FAQ

Do donors have to send 100 ounces of breastmilk at a time?

There is no minimum or maximum amount you may donate at one time. Donors are asked to commit to donating 100 ounces before their baby turns one year old.

Should breastmilk be fresh or frozen when sent to the milk bank or drop off site?

The milk bank receives frozen breastmilk that has previously been stored in freezers.

How old can breastmilk be when donated?

If breastmilk is kept in a regular freezer, it can be up to 3 months old. If kept in a deep freezer, it can be up to 6 months old.

Can donors take supplements containing fenugreek to help increase their production of breastmilk?

Unfortunately, mothers are unable to donate their milk containing fenugreek.

Where is my breastmilk sent following the pasteurization process?

After the pasteurization process and lab testing, donor breastmilk is sent primarily to local Neonatal Intensive Care Units. Some out-of-state hospitals also receive donor breastmilk for their NICUs.

Are mothers compensated for donating their excess breastmilk?

Donors do not receive any payment for their donations.

Are donors able to send their breastmilk from out-of-state?

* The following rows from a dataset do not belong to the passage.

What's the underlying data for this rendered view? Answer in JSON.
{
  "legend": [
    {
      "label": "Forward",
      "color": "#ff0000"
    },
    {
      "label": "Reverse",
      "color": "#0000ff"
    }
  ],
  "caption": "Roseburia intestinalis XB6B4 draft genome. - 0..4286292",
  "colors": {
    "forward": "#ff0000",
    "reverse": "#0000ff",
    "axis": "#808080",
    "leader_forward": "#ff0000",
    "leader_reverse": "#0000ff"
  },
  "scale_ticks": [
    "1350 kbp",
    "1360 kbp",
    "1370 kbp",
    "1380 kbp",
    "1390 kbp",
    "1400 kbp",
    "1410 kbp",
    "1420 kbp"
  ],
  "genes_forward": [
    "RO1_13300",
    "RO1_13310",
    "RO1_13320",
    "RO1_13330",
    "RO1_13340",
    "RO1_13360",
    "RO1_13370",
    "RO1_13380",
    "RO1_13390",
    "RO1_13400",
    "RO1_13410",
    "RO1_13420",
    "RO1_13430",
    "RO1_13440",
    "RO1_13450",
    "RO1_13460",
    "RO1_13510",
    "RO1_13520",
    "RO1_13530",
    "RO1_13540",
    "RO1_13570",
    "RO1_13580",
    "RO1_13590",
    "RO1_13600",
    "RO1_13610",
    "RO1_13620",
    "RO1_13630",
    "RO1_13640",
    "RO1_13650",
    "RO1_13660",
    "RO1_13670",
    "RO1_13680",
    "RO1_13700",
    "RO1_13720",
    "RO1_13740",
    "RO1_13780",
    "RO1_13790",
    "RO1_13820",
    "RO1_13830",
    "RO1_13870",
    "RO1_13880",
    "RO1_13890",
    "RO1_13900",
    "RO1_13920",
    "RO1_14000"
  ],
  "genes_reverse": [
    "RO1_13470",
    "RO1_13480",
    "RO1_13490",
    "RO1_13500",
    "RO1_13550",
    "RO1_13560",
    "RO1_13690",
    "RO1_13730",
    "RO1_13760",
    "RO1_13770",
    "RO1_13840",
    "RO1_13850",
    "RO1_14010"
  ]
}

The milk bank will gladly send insulated boxes and cover all shipping expenses for donors who wish to send their milk from out-of-state.

Can donors send the milk already stored in their freezers (before lab testing or screening)?

Donors may send any frozen breastmilk (within the acceptable age range and free of restricted medications) that may be currently stored.

What kind of storage containers are recommended for donated breastmilk?

Any type of storage container donors wish to send to the milk bank is acceptable. However, the milk bank can provide storage containers so that donors do not have to purchase their own.

What is the first step to begin the donor screening process?

Simply contact the Oklahoma Mothers' Milk Bank at (405) 297-5683 for a short phone screening to test donor eligibility.

I tasted my milk after I thawed it and it tastes funny, not sweet like my fresh milk. Will you still take it for donation?

Yes. All milk that has been frozen and even some refrigerated milk does not taste the same as fresh.  Some people have described it as soapy or spoiled tasting.  Yet it is perfectly good for your baby and fine to donate.  Freezing the milk changes the lipid (fat) molecules and this makes it taste or smell different.  Babies who have had stored milk all their lives do not mind the taste but it may be a reason that a baby that has never had stored milk rejects it.

My doctor told me that the medication I was taking was OK for me to take when I was pumping my milk and breastfeeding my baby. Why can't I donate my milk if the medication is alright for my baby?

Your doctor knows about your baby's health and knows that your baby will be fine with the medication you are taking.  All medications enter the blood stream and some of it also enters the milk you are pumping.  The babies we serve are very fragile.  Some of them are preterm babies as small as 1 pound and very sick.  OMMB must be very careful and protect these little ones so we are not able to take milk during the time you are taking most medication.